The Beaverton School District also announced last month that students would begin returning to school on Feb. 22, starting with limited in-person instruction for students most impacted by the pandemic. Pre-K through second graders will likely return for in-person hybrid instruction the week of April 5, with third through fifth graders returning in the following weeks.
Brown said Thursday that more school districts have announced limited returns to classrooms starting next month, including the Salem-Keizer School District.
"It has been almost a year since most Oregon students have set foot in a classroom, and they are suffering," Brown said. "The social, emotional, mental, physical, and academic impacts of distance learning on our students have been well-documented."
She said Oregon has since received $500 million in federal relief that will be used to implement new safety standards, provide personal protective equipment, and conduct rapid COVID-19 tests on-site.
Brown also put educators at the front of the line for vaccinations.
“The science is clear: with proper health and safety protocols in place, there is very little risk of COVID-19 transmission in schools," Brown said, citing the CDC road map for reopening school. "As districts implement the more than 160 health and safety protocols outlined in Oregon’s Ready Schools, Safe Learners guidance, we can reopen our school buildings in a way that protects students, staff, and our communities."

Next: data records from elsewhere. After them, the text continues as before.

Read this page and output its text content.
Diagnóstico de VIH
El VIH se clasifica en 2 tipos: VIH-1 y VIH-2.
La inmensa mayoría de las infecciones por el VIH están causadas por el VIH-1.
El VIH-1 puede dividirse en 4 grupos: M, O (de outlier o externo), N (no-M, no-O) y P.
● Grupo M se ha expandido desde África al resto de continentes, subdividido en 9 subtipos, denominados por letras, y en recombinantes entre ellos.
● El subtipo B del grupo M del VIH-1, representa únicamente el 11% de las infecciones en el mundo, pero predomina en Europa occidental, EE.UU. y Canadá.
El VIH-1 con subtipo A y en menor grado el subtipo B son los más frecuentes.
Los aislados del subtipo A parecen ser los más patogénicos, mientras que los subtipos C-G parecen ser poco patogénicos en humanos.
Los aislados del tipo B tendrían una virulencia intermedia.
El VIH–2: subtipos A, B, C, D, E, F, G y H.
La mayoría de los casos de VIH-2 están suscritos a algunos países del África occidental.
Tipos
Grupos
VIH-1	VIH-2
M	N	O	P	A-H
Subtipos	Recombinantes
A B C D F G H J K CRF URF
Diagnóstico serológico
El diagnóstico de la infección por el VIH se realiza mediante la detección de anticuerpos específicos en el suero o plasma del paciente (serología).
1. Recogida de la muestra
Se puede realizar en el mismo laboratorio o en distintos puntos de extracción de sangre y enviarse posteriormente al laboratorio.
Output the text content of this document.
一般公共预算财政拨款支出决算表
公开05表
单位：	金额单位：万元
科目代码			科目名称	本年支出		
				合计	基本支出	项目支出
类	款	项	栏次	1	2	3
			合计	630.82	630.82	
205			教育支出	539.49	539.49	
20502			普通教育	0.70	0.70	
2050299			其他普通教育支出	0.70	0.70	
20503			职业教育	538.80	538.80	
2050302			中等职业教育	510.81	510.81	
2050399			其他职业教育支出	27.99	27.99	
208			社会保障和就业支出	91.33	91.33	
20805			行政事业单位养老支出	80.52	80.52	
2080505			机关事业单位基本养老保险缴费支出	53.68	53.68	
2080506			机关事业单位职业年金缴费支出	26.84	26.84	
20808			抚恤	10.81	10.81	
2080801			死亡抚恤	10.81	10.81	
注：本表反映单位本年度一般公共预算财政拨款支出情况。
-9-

Since she made the announcement in December, COVID-19 cases, hospitalizations and deaths have decreased in the state. Brown said then that the metrics for reopening would be advisory and not mandatory; now she says Oregon's schools are meeting those metrics anyway.
"Our students only grow up once," Brown added. "We cannot let the school year end with the class of 2021 never having set foot in Oregon high schools. I know that some have had their doubts. But we can do this, by continuing to work together. It is within our power to provide every Oregon student the opportunity for in-person instruction this school year.”